Another canard is prison entry.  For an inmate on supervised treatment a dose, any dose level can confidently be administered on receipt of written confirmation of last-dose and ID information from the community pharmacy or clinic.  For non-supervised patients however, prison medical staff are obliged to follow induction protocols in the case of a patient who might not be taking all of their daily doses.  In such a case even a single dose could be fatal (~70mg is considered a lethal dose in non-dependent adults where the average dose on most well run programs is higher than this). 
 
 
Comments by Andrew Byrne ..
 
Declaration of potential conflict of interest: Dr Byrnes clinic charges a fee for supervising the administration of methadone and buprenorphine. 
 
References:
 
Holland R, Matheson C, Anthony G, Roberts K, Priyardarshi S, Macrae A, Whitelaw E, Appavoo S, Bond C. A pilot randomised controlled trial of brief versus twice weekly versus standard supervised consumption in patients on opiate maintenance treatment. D&A Rev 2012 6:483-91
 
Strang J, Sheridan J, Hunt C, Kerr B, Gerada C, Pringle M. The prescribing of methadone and other opioids to addicts: national survey of GPs in England and Wales.
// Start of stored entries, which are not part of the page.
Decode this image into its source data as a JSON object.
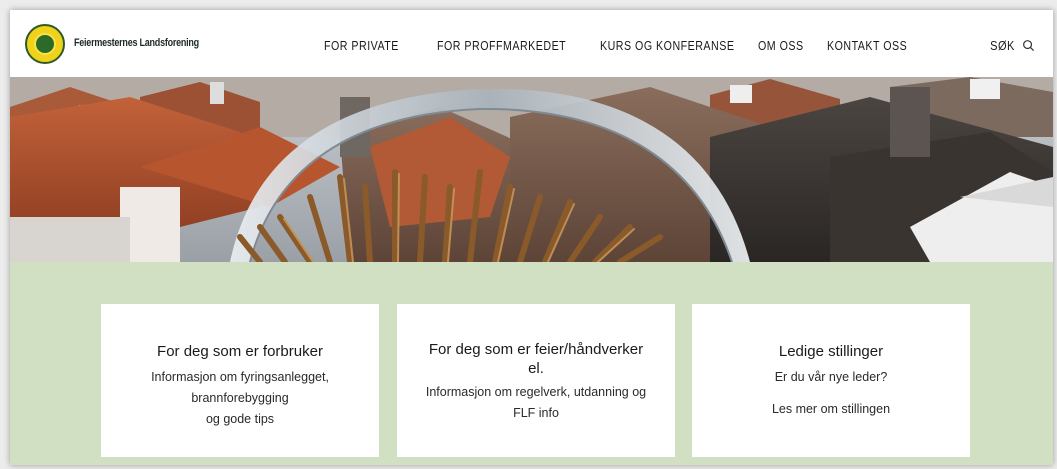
{
  "brand": {
    "name": "Feiermesternes Landsforening"
  },
  "nav": {
    "items": [
      {
        "label": "FOR PRIVATE"
      },
      {
        "label": "FOR PROFFMARKEDET"
      },
      {
        "label": "KURS OG KONFERANSE"
      },
      {
        "label": "OM OSS"
      },
      {
        "label": "KONTAKT OSS"
      }
    ],
    "search_label": "SØK"
  },
  "cards": [
    {
      "title": "For deg som er forbruker",
      "lines": [
        "Informasjon om fyringsanlegget,",
        "brannforebygging",
        "og gode tips"
      ]
    },
    {
      "title_line1": "For deg som er feier/håndverker",
      "title_line2": "el.",
      "lines": [
        "Informasjon om regelverk, utdanning og",
        "FLF info"
      ]
    },
    {
      "title": "Ledige stillinger",
      "text": "Er du vår nye leder?",
      "link": "Les mer om stillingen"
    }
  ],
  "colors": {
    "panel_bg": "#d1dfc2",
    "logo_yellow": "#f0d21a",
    "logo_green": "#2c6a2a"
  },
  "icons": {
    "search": "search-icon"
  }
}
Brit J General Practice 2005 55;515: 444-451
 
Rhoades HM, Creson D, Elk R, Schmitz J, Grabowski J.  Retention, HIV Risk, and Illicit Drug Use during Treatment: Methadone Dose and Visit Frequency. 1998 Am J Public Health 88:34-39
 
Novick DM, Joseph H, Salsitz EA, Kalin MF, Keefe JB, Miller EL, Richman BL. Outcomes of Treatment of Socially Rehabilitated Methadone Maintenance Patients in Physician's Offices (Medical Maintenance). J Gen Intern Med. 1994 9:127-30
 
Fudala PJ, Bridge TP, Herbert S, Williford WO, Chiang CN, Jones K, Collins J, Raisch D, Casadonte P, Goldsmith RJ, Ling W, Malkerneker U, McNicholas L, Renner J, Stine S, Tusel D. Office-Based Treatment of Opiate Addiction with a Sublingual-Tablet Formulation of Buprenorphine and Naloxone. NEJM (2003) 349:949-958
 
Drug Misuse and Dependence - Guidelines on Clinical Management. (1999) HMSO Department of Health. Working Group Chair: Strang J.